Fattoush Salad

Red cabbage gives this fattoush salad extra crunch. Fattoush is a Levantine dish with roots in Lebanon and its defining characteristic is the inclusion of bits of toasted or fried flat bread in the salad. This recipe is adapted from New Arrival Supper Club chef Maysaa Kanjo.

Prep Time:
25 mins
Total Time:
25 mins
12 cups


  • 2 whole-wheat pita breads, split and torn into 1-inch pieces

  • ¼ cup lemon juice

  • 3 tablespoons extra-virgin olive oil

  • ½ teaspoon kosher salt

  • ½ teaspoon ground pepper

  • 3 cups thinly sliced red cabbage

  • 3 cups chopped romaine lettuce

  • 1 cup grape or cherry tomatoes, halved

  • 2 Persian cucumbers, sliced

  • 2 scallions, thinly sliced

  • 1 cup chopped fresh parsley


  1. Preheat oven to 375 degrees F.

  2. Arrange pita pieces in a single layer on a large rimmed baking sheet. Bake, stirring once, until crispy, 10 to 15 minutes. Let cool to room temperature, about 5 minutes.

  3. Meanwhile, whisk lemon juice, oil, salt and pepper in a very large bowl. Add cabbage, lettuce, tomatoes, cucumbers, scallions and parsley and toss. Add the pita chips and toss until combined.

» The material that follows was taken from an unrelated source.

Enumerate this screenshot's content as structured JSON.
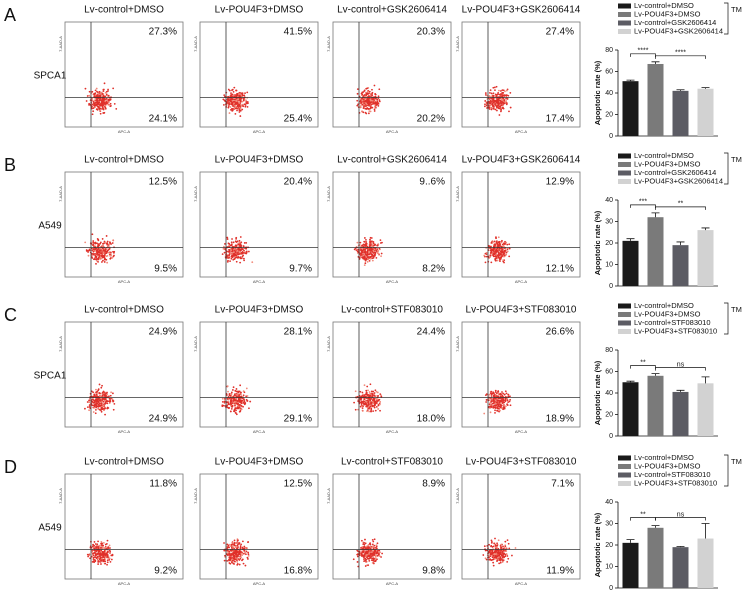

Read more about the New Arrival Supper Club.

Nutrition Facts (per serving)

109 Calories
6g Fat
13g Carbs
3g Protein
Nutrition Facts
Servings Per Recipe 8
Serving Size 1 1/2 cups
Calories 109
% Daily Value *
Total Carbohydrate 13g 5%
Dietary Fiber 3g 10%
Total Sugars 2g
Protein 3g 6%
Total Fat 6g 7%
Saturated Fat 1g 4%
Vitamin A 2365IU 47%
Vitamin C 24mg 26%
Folate 48mcg 12%
Sodium 197mg 9%
Calcium 30mg 2%
Iron 1mg 4%
Magnesium 21mg 5%
Potassium 181mg 4%

Nutrition information is calculated by a registered dietitian using an ingredient database but should be considered an estimate.

* Daily Values (DVs) are the recommended amounts of nutrients to consume each day. Percent Daily Value (%DV) found on nutrition labels tells you how much a serving of a particular food or recipe contributes to each of those total recommended amounts. Per the Food and Drug Administration (FDA), the daily value is based on a standard 2,000 calorie diet. Depending on your calorie needs or if you have a health condition, you may need more or less of particular nutrients. (For example, it’s recommended that people following a heart-healthy diet eat less sodium on a daily basis compared to those following a standard diet.)

(-) Information is not currently available for this nutrient. If you are following a special diet for medical reasons, be sure to consult with your primary care provider or a registered dietitian to better understand your personal nutrition needs.